Former Trump chairman Paul Manafort facing intense scrutiny over Ukraine lobbying, loans


Paul Manafort, the former chairman of Donald Trump’s presidential campaign, might formally register as a foreign agent, according to a spokesman. Reportedly, Manafort recently received “formal guidance” from the U.S. Justice Department advising that he register, retroactively, as a foreign agent for lobbying work done in Ukraine. The Foreign Agents Registration Act (FARA), requires that “agents of foreign principals in a political or quasi-political capacity” disclose their relationship with a foreign government, as well as “activities, receipts and disbursements” in support of those activities. FARA focuses on agents working with foreign powers to influence governmental decision-making, namely, lobbying. The FARA database is online and searchable.

Lobbying firms tied to Manafort in his prior work for the political party of ousted Ukrainian president Viktor Yanukovych are in the process of registering with the Justice Department. Yanukovych’s party, the Russian-backed Party of Regions, was toppled by the 2014 “Euromaidan” revolution. The firms Podesta Group and Mercury Public Affairs lobbied for the European Centre for a Modern Ukraine, a Brussels-based non-profit. Work lasted from 2012 to 2014 with $2.2 million in compensation, according to forms filed under the Lobbying Disclosure Act. Registering as foreign agents would result in a higher level of scrutiny into what services were rendered by the firms.

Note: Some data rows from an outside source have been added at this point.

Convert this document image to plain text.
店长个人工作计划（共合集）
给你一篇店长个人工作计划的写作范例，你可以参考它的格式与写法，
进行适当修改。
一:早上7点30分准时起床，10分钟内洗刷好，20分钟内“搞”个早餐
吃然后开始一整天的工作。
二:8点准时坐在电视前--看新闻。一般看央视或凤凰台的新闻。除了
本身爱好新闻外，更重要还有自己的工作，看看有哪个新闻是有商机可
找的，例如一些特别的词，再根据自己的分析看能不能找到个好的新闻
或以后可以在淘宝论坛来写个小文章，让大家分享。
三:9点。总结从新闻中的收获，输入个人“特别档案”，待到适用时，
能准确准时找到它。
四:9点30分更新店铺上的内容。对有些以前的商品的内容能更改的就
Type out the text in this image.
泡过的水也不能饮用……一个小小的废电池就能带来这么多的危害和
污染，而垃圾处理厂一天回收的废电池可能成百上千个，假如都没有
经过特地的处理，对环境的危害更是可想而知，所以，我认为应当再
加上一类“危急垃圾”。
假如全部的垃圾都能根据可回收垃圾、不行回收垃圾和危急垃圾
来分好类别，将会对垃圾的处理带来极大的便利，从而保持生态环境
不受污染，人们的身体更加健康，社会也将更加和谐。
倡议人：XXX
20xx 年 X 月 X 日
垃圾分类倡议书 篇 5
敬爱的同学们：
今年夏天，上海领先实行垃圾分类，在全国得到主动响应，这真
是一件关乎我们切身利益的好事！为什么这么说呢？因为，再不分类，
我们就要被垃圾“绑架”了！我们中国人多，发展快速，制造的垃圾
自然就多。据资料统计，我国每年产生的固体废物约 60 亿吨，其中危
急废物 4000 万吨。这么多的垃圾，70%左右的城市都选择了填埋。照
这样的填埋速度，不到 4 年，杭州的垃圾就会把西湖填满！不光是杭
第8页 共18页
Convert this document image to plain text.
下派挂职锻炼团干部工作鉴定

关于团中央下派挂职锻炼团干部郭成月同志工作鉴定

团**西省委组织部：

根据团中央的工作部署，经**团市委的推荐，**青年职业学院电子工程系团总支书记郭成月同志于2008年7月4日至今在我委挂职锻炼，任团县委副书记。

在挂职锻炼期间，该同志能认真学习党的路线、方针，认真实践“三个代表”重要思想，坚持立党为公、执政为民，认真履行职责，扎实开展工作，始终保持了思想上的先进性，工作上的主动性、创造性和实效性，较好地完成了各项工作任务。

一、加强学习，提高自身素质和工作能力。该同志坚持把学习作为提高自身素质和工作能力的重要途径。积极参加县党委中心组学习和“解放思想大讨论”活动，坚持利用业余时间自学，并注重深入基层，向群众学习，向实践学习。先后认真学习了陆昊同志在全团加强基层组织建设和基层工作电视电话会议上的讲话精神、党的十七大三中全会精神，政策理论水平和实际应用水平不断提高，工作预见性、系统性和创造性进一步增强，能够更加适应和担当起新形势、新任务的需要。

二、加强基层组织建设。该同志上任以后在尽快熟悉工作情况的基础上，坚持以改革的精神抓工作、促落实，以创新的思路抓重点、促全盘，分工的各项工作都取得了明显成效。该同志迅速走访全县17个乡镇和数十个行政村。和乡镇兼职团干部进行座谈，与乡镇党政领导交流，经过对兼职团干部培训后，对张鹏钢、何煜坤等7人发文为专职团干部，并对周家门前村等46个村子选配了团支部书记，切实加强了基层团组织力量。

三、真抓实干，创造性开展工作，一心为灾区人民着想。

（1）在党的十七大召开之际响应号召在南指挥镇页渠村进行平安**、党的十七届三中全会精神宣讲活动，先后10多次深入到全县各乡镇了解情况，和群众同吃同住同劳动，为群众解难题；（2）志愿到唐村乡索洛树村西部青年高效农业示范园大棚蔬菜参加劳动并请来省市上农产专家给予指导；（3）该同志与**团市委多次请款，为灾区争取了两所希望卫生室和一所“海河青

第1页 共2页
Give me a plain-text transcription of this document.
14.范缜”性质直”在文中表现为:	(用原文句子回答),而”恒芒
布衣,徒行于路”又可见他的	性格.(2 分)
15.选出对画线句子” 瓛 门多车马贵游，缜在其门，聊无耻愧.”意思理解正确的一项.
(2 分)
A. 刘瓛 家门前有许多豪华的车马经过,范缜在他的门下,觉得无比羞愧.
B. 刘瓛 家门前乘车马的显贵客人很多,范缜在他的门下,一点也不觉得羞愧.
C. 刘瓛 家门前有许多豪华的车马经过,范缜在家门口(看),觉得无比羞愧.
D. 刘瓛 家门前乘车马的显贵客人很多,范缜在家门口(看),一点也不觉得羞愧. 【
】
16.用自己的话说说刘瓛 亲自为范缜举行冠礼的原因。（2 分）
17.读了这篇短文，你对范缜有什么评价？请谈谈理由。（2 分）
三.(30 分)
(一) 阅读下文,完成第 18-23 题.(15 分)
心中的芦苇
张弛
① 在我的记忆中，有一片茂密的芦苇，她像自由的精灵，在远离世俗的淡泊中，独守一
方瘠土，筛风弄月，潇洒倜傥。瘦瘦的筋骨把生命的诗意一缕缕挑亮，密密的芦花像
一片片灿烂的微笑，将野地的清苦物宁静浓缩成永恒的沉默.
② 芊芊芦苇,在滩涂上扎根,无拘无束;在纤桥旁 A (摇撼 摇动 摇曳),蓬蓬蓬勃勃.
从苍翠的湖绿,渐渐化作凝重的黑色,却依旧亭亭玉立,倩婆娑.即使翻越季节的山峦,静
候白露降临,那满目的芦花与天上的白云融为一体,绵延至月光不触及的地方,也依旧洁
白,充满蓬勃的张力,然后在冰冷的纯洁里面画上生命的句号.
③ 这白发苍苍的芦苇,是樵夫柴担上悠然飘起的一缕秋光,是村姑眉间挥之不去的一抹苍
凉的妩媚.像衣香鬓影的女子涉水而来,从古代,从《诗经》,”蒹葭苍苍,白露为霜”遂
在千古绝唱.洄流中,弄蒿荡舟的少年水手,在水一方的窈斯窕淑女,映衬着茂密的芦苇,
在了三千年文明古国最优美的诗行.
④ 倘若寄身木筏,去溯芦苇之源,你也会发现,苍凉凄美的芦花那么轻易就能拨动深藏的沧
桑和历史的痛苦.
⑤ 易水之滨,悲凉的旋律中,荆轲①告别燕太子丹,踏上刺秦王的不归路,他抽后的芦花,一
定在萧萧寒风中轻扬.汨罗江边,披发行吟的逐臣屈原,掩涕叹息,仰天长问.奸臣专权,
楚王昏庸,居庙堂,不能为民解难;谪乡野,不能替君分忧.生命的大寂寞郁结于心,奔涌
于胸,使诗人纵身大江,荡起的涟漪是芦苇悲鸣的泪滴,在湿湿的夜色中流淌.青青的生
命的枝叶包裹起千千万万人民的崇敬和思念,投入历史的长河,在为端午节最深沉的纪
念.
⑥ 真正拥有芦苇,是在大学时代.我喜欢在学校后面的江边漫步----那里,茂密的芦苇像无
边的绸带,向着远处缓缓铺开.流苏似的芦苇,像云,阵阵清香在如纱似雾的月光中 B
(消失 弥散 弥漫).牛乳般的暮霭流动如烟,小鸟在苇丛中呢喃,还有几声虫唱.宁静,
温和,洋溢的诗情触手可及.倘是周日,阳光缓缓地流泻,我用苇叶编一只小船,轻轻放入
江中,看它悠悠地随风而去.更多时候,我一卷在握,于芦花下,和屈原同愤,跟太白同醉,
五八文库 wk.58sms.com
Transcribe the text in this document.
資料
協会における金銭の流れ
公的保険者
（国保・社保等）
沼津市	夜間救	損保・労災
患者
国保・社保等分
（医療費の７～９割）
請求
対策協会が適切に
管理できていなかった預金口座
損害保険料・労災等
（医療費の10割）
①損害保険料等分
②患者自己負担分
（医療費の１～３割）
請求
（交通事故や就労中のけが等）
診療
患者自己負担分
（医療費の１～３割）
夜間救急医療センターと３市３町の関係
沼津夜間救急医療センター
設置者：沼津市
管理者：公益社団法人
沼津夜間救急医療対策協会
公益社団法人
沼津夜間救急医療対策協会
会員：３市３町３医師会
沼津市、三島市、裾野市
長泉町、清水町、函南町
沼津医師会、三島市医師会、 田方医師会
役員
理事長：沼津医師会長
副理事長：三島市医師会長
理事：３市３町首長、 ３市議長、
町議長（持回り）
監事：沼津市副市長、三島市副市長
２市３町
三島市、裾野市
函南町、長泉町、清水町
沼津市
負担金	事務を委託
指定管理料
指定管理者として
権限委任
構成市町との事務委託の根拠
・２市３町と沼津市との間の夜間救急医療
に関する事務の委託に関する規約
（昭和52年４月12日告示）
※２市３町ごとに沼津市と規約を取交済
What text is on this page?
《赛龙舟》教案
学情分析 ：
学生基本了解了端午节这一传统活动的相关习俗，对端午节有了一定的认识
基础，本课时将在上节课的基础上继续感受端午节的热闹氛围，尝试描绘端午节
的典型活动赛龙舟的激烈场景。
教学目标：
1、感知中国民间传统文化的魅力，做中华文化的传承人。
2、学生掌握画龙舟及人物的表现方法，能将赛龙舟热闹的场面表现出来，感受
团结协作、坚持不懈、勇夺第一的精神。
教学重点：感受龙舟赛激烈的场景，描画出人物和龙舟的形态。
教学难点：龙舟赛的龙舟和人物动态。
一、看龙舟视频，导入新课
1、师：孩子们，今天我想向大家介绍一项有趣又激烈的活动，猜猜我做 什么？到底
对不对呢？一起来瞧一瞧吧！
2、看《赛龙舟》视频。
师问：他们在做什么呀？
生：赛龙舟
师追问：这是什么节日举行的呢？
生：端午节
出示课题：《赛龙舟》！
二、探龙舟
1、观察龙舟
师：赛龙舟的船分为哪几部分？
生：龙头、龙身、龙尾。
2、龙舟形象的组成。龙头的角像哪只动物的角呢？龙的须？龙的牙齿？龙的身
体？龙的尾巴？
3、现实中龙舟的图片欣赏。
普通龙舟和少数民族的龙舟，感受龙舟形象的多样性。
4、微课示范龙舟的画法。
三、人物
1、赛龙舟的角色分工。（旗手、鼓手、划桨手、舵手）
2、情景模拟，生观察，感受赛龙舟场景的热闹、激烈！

Last year, the Associated Press reported that Manafort’s firm, DMP International, introduced Mercury and Podesta Group to the Centre and assisted in directing some of their lobbying strategy. Within days of that report, Manafort left Trump’s campaign.

The New York Times reported today that on August 19, 2016, the day Manafort stepped down as chairman of Donald Trump’s presidential campaign, a shell company was formed, “controlled by Mr. Manafort” that received “$13 million in loans from two businesses with ties to Mr. Trump, including one that partners with a Ukrainian-born billionaire and another led by a Trump economic adviser.” According to the Times, these loans were among $20 million in loans secured by properties belonging to Manafort and his wife.

According to the Times, Manafort has declined to answer specific questions about any of his loans, stating, “There is nothing out of the ordinary about them” and “I am confident anyone who isn’t afflicted with scandal fever will come to the same conclusion.” Spokesman Jason Maloni said in a statement that Manafort’s lobbying for a foreign client ended before he began working on Mr. Trump’s presidential campaign, and “was not conducted on behalf of the Russian government.”

Manafort is a figure in an FBI and congressional investigation into Russian interference in the 2016 presidential campaign, and he has offered to testify before both the House and Senate intelligence committees. As a result, his finances have been under intense scrutiny. Previous National Security Adviser Michael Flynn registered as a foreign agent last month after revelations that he had worked for the Turkish government.